Physical Intelligence just crossed $1 billion in funding with a $5.6 billion valuation, and co-founder Lachy Groom still won't tell his backers when they'll see a return. The two-year-old startup, backed by Khosla Ventures, Sequoia Capital, and Thrive Capital, is building foundation models for robots - think ChatGPT but for mechanical arms learning to fold laundry and peel vegetables. While competitor Skild AI just hit a $14 billion valuation by focusing on commercial deployment and revenue, Groom is betting that pure research wins long-term.
Inside a nondescript San Francisco building marked only by a pi symbol, robotic arms are fumbling through the mundane. One struggles to fold black pants. Another tries turning a shirt inside out with mechanical determination. A third peels a zucchini with surprising competence, depositing shavings into a container. This is where Physical Intelligence is building what it hopes becomes the brain behind every robot.
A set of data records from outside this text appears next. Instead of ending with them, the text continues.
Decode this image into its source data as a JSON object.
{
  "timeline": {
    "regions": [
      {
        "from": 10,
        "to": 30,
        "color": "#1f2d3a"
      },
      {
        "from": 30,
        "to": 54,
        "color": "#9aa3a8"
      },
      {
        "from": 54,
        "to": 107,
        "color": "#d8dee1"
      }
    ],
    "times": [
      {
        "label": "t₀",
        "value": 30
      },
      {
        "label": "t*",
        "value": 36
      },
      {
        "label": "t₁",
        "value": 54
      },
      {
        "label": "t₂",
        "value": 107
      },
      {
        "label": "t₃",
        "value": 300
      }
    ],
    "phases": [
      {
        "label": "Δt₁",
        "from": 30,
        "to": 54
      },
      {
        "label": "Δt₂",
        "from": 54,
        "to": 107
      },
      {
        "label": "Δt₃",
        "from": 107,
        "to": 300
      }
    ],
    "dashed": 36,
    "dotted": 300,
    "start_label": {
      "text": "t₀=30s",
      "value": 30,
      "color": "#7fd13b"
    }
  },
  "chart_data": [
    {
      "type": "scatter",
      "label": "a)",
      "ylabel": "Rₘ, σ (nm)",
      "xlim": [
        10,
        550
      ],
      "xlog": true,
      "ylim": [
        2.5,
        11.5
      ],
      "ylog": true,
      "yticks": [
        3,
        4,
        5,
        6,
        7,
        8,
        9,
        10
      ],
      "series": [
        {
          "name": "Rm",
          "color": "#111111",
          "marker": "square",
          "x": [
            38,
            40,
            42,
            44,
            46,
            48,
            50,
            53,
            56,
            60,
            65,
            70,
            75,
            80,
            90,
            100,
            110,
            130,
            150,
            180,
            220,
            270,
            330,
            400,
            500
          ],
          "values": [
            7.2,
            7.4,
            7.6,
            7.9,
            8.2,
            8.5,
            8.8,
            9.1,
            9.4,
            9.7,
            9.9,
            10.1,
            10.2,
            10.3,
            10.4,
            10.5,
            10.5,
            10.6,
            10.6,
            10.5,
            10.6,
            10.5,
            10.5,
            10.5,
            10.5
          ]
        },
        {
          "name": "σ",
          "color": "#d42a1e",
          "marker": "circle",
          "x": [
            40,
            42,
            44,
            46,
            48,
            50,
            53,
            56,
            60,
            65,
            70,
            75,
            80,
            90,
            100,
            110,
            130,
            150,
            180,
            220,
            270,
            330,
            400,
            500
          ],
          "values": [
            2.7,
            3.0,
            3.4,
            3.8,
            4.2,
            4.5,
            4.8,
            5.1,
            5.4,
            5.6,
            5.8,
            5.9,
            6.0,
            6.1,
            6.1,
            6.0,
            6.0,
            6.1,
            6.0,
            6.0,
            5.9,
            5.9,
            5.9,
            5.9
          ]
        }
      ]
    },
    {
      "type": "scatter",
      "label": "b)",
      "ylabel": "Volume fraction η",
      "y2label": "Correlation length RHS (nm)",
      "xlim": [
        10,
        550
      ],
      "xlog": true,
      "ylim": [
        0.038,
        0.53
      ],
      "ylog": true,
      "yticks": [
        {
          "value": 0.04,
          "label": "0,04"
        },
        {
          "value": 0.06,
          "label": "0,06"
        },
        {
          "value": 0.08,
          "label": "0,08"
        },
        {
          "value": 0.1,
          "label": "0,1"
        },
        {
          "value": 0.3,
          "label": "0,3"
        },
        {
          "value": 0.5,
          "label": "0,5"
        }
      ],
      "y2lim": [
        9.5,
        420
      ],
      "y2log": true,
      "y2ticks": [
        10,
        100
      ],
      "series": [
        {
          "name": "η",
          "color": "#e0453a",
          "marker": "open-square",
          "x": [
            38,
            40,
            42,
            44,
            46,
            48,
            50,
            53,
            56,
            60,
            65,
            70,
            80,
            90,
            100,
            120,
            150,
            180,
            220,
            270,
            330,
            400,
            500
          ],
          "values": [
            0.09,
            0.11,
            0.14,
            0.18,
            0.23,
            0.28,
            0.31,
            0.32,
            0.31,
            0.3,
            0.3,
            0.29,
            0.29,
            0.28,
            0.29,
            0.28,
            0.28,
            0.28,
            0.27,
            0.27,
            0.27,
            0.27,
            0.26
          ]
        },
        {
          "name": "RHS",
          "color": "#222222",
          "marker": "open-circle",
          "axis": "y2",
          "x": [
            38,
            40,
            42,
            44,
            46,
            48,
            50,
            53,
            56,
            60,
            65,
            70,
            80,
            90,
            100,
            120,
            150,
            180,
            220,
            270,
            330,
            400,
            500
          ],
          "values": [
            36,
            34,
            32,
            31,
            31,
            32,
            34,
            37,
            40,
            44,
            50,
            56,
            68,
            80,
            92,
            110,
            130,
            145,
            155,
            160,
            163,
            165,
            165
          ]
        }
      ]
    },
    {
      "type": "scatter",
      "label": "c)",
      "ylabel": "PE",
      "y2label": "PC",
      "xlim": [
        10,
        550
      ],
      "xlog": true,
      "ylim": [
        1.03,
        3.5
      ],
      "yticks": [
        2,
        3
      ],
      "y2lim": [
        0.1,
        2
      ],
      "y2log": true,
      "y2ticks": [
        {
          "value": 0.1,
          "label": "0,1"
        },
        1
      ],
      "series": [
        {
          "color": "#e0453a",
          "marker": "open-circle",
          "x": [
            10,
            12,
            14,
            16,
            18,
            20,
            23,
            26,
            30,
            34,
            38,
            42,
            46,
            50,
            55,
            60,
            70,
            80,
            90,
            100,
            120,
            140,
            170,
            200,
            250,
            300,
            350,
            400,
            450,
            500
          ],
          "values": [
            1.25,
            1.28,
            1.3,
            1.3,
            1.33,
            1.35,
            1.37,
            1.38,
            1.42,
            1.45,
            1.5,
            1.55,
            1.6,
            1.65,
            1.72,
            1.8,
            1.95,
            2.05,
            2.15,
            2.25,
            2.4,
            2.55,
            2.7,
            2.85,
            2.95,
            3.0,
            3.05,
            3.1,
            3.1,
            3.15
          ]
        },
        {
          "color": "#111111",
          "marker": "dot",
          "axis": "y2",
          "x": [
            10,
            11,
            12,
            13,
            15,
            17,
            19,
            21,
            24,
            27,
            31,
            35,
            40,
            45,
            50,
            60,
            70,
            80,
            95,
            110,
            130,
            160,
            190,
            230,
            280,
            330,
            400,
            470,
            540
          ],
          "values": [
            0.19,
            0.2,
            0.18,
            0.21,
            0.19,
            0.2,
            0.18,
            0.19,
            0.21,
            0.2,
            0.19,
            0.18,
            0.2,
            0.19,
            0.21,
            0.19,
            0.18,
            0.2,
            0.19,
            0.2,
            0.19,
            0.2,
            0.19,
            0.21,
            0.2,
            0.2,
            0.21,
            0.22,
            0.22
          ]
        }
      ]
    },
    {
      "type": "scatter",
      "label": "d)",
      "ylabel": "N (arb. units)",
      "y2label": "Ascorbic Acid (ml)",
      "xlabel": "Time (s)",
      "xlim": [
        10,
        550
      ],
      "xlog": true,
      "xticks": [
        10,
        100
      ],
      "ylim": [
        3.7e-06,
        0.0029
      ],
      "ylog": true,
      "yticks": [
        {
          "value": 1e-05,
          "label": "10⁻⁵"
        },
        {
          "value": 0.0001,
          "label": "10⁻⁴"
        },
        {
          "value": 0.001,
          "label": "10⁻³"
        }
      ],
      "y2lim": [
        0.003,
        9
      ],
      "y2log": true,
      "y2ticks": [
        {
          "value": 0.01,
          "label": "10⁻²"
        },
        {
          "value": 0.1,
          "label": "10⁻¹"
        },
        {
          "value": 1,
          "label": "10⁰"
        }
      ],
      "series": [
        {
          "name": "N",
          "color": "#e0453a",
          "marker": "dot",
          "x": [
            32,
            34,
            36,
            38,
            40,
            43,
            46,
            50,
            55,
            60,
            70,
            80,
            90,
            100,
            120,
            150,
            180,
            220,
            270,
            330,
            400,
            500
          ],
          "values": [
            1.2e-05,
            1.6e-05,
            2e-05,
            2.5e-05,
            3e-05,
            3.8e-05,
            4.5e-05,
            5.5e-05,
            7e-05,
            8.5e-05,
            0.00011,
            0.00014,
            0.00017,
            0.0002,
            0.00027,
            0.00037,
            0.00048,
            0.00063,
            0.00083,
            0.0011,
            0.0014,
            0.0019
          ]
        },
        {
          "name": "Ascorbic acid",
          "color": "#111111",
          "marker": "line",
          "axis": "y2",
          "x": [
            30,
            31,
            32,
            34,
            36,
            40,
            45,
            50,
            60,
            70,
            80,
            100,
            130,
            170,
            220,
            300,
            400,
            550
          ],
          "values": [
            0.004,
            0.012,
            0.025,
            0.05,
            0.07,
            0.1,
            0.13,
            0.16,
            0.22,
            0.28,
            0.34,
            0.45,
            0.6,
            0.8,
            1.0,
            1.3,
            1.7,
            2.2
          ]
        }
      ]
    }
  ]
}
"Think of it like ChatGPT, but for robots," Sergey Levine, UC Berkeley associate professor and co-founder, explains while gesturing toward the mechanical ballet. The setup looks deliberately unglamorous - these robotic arms cost about $3,500 each, with material costs under $1,000 if manufactured in-house. A few years ago, roboticists would've laughed at the idea these cheap arms could do anything useful. But that's precisely the point, according to TechCrunch's exclusive look inside the startup.
Data collected from robot stations here and in warehouses, homes, and test kitchens trains general-purpose foundation models. When researchers build a new model, it returns to these stations for evaluation. The sophistication lies not in the hardware but in the intelligence compensating for it. Even the espresso machine nearby isn't a staff perk - it's there for robots to learn from.